Mosca, 13 novembre 2022 - Il portavoce del Cremlino, Dmitrij Peskov, ha detto che la ritirata russa da Kherson non deve essere interpretata come un’umiliazione. Sta di fatto che qualcuno l’ha presa male e per la prima volta ha puntato con forza il dito contro Vladimir Putin. A farlo è stato niente meno che Aleksandr Dugin, pensatore di riferimento nella corrente degli euroasiatisti e che, con le sue teorie di una Russia staccata dall’Occidente e più vicina all’Asia, per un periodo avrebbe influenzato anche lo zar del Cremlino. Secondo il quotidiano britannico Mirror, il filosofo ha attaccato duramente il presidente sul suo canale Telegram, uno dei social più utilizzati in Russia, e ci è andato giù pesante. "Un sovrano ha la pienezza dei poteri per salvarci tutti – ha scritto – ma anche la responsabilità in caso di fallimento". Che cosa succeda in questo caso, Dugin lo spiega citando un saggio dell’antropologo, James Frazer: se il sovrano non salva il suo popolo, il suo destino è quello dell’Uomo della Pioggia, ossia la morte. Parole forti, che arrivano a poche ore dalla liberazione di Kherson da parte degli ucraini, avvenuta venerdì mattina. Il post è stato rimosso.

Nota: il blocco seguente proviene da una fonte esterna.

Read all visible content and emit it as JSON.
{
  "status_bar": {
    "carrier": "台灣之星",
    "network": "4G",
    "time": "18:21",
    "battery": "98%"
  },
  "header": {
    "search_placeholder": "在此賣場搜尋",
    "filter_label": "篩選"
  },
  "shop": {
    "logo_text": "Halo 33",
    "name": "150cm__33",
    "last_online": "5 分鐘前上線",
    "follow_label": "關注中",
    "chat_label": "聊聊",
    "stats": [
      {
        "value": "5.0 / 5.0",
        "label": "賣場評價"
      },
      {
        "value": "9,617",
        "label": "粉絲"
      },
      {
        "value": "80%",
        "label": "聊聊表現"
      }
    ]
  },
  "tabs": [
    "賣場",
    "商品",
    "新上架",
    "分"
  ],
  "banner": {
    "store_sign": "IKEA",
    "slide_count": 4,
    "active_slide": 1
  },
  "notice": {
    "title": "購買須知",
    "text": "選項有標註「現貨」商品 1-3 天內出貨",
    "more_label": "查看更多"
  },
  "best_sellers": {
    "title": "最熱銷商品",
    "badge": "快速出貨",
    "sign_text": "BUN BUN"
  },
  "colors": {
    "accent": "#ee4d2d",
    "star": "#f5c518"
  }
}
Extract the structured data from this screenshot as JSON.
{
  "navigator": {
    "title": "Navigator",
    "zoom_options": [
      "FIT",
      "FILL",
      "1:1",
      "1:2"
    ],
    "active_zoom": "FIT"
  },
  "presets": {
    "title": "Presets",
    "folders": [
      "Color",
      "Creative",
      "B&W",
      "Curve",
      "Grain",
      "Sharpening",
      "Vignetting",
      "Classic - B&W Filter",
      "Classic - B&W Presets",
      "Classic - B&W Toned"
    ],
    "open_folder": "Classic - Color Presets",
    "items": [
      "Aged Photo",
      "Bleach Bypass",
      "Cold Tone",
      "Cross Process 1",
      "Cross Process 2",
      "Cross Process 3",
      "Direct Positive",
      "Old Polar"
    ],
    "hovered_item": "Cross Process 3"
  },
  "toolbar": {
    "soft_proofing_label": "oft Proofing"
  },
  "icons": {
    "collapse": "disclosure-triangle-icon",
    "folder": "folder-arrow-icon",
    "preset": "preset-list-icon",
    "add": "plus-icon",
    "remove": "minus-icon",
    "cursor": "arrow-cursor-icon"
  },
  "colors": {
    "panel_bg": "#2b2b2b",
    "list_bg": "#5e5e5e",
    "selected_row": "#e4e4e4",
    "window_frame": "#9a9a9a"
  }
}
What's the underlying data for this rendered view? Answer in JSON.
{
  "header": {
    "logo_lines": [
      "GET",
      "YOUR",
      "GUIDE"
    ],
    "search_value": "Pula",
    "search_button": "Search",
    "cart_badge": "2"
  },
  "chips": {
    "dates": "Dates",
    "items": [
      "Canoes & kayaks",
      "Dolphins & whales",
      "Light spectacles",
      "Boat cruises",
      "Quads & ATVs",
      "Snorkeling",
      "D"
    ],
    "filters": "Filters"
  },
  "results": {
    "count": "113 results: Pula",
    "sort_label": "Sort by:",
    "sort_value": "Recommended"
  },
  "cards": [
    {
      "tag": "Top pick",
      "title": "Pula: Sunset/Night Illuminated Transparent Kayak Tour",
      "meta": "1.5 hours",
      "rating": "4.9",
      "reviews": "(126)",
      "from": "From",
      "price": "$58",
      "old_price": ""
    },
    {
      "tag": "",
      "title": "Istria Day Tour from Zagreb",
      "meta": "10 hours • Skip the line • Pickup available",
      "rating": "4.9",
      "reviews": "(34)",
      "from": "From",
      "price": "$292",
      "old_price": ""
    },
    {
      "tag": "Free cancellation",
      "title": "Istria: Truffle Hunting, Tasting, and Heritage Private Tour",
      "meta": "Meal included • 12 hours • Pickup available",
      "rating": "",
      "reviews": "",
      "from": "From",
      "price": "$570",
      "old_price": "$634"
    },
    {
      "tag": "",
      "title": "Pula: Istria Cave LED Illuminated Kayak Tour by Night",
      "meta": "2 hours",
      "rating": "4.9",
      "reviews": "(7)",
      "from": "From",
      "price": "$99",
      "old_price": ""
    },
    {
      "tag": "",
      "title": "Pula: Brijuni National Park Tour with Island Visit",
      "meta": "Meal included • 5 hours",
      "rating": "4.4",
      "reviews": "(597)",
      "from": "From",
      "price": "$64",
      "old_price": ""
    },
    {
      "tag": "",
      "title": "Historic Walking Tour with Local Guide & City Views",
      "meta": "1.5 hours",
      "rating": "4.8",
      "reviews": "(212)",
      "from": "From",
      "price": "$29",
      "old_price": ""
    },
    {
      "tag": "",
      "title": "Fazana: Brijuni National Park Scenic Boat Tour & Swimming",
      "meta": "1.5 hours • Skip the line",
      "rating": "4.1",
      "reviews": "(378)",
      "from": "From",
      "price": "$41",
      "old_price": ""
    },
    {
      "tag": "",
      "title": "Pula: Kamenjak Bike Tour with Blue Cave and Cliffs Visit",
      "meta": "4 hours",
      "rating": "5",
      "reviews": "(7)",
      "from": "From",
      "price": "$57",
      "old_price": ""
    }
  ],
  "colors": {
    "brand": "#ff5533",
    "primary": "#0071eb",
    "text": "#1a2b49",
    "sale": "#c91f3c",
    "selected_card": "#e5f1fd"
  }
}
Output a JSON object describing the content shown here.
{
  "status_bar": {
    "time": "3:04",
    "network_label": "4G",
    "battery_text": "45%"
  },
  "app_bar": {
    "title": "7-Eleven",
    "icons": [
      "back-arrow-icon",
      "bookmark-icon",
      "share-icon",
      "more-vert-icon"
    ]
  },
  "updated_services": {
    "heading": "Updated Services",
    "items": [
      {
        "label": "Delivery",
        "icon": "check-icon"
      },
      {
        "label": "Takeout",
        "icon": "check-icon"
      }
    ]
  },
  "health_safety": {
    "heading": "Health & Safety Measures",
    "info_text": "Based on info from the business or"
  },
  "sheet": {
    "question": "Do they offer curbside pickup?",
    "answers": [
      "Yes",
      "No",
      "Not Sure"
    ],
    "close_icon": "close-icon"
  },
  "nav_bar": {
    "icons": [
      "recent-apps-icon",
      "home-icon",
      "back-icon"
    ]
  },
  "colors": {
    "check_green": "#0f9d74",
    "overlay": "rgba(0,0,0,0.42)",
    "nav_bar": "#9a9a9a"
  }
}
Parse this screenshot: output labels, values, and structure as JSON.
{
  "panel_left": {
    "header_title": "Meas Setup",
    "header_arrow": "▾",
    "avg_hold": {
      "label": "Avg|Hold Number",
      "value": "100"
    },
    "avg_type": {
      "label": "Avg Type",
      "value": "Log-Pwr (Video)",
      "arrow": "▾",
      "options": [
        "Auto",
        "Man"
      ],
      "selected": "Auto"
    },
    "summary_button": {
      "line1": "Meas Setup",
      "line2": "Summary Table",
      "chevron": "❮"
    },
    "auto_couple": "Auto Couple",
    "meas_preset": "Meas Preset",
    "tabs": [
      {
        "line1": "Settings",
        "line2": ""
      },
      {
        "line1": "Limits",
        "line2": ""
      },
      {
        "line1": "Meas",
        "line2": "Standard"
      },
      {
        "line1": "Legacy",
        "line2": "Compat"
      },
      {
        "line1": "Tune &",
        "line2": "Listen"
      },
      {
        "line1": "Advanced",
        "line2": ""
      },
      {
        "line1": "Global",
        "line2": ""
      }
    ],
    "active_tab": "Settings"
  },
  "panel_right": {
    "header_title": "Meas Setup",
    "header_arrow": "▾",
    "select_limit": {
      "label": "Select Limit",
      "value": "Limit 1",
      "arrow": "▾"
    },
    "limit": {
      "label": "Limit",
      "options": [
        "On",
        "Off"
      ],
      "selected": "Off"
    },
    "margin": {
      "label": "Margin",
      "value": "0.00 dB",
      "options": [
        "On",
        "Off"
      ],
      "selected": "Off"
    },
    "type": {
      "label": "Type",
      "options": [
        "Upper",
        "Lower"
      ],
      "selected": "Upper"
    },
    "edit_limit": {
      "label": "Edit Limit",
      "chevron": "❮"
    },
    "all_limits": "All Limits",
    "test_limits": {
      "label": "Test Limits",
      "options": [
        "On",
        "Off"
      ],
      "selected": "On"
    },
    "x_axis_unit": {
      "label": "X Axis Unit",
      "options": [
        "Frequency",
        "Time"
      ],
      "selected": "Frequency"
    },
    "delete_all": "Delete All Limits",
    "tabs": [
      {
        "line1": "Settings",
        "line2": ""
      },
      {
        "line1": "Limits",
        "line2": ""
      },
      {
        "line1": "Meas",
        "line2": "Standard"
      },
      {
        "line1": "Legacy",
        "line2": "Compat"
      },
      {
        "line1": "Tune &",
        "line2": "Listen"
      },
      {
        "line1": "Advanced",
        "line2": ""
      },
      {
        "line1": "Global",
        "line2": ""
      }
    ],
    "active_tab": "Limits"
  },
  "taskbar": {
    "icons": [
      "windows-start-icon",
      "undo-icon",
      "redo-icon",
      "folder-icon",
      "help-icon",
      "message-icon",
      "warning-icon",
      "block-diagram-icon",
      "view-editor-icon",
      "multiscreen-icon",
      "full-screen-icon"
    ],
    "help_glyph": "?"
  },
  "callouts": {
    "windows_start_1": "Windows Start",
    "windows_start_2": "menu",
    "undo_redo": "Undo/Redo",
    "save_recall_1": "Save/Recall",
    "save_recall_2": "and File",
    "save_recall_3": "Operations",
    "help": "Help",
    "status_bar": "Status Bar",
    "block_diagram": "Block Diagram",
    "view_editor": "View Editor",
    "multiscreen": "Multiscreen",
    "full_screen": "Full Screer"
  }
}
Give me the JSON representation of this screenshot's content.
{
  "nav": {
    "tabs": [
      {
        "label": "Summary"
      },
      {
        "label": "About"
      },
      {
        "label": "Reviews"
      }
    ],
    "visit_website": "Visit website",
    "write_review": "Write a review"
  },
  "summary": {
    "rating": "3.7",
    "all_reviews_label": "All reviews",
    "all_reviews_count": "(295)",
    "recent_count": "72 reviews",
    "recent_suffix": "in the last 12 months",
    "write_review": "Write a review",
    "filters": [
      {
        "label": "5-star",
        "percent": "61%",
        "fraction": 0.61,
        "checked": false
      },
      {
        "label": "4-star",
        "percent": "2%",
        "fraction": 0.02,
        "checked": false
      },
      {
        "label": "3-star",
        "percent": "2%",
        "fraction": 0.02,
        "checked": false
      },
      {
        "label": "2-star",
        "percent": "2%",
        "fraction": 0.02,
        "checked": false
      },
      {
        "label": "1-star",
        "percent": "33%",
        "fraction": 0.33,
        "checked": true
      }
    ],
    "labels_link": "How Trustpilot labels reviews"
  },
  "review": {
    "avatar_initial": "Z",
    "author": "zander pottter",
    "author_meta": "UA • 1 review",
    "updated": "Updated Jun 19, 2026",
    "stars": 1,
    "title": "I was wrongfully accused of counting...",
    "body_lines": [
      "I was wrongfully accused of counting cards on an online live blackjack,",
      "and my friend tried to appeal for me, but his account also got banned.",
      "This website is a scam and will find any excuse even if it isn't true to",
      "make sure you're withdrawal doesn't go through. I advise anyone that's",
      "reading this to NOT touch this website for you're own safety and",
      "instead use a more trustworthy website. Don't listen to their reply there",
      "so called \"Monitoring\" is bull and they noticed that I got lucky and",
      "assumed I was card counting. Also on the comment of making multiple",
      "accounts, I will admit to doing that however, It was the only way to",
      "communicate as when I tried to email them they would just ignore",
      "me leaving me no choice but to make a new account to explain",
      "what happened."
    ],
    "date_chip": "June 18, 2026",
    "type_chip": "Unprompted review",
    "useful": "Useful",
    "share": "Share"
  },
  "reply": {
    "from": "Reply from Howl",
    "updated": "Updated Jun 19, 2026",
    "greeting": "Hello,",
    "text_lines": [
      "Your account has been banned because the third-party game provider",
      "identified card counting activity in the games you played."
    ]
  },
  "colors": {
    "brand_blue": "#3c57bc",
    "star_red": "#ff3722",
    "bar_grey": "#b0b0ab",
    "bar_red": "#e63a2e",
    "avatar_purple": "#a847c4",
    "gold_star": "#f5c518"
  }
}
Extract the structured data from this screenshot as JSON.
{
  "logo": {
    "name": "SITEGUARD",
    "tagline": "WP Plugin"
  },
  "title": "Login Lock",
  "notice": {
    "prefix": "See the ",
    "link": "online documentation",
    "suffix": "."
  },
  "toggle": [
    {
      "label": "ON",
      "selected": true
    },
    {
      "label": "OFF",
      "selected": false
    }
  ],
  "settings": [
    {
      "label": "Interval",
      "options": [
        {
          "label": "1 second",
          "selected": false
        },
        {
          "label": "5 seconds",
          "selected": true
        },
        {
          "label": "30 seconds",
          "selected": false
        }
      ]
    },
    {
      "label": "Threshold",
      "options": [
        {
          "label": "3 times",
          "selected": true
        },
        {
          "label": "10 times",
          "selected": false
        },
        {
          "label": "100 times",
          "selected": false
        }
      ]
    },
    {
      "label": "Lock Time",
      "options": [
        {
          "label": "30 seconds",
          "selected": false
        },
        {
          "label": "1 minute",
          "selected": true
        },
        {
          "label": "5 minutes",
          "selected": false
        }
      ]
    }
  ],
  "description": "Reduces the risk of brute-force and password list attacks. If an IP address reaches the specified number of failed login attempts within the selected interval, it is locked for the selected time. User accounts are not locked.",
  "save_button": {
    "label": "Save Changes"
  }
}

Questo non ha impedito che i pensieri del filosofo diventassero virali sul web russo e internazionale, tanto che l’autore è stato costretto a una smentita, mascherata dalla consueta teoria del complotto. "L’Occidente – ha spiegato Dugin – ha iniziato a far credere che io e i patrioti russi ci siamo rivoltati contro Putin dopo la resa di Kherson, chiedendo presumibilmente le sue dimissioni. Questo non proviene da nessuna parte e si basa su un mio presunto messaggio cancellato". E ancora: "In nessun caso la Russia e Putin capitoleranno, l’ultimo passo può essere solo l’uso di armi nucleari". Intanto, però, il messaggio ha circolato e lui è il punto di riferimento dell’area più ultra nazionalista della società e soprattutto delle forze armate.
Il pensatore, lo scorso 20 agosto è scampato a un attentato in cui ha perso la vita la figlia Darija. Sono quindi in molti a pensare che abbia più di un motivo per essere irritato nei confronti di Putin e di volere la sua destituzione, ammesso che, dopo il post incriminato e poi cancellato, una macabra sorte non tocchi prima a lui. Su una cosa, però, ha ragione e questa spaventa realmente il presidente al momento: come ha scritto nel suo lungo post, "i russi piangono e soffrono". L’economia nazionale si sta deteriorando. L’inflazione a fine anno potrebbe arrivare al 13% e secondo la Banca Centrale, nel quarto trimestre il pil calerà del 7,1%. Dati poco confortanti, con il timore che nei prossimi mesi, anche grazie all’effetto prolungato delle sanzioni, andrà peggio. La merce nei supermercati inizia a mancare, molti antibiotici ormai si trovano solo sul mercato nero, ovviamente con il prezzo alle stelle. Ci sono poi le bugie sull’andamento dell’operazione militare speciale, che rischia di costare in termini economici ma soprattutto di vite umane davvero tanto. Secondo stime ucraine, i soldati di Mosca rimasti sul campo sono almeno 77mila. A questi vanno aggiunti i dispersi e quelli che hanno subito mutilazioni in battaglia. Anche la mobilitazione parziale inizia a mostrare tutte le sue falle. Le scene di protesta nei centri di addestramento sono all’ordine del giorno, con uomini costretti a dormire per terra, che non vengono nutriti a sufficienza e vivono in condizioni igieniche precarie.
Il presidente Putin ha pensato bene di tenere un profilo basso e ha fatto sapere che non sarà presente al G20 che si terrà a Bali martedì e mercoledì prossimi. La motivazione ufficiale addotta è stata, genericamente "impegni interni". In realtà il presidente teme per la sua sicurezza, in modo duplice. Gli standard garantiti dal governo indonesiano non erano sufficienti per i suoi livelli maniacali. E probabilmente adesso teme anche che qualcuno possa prenderne il posto in sua assenza.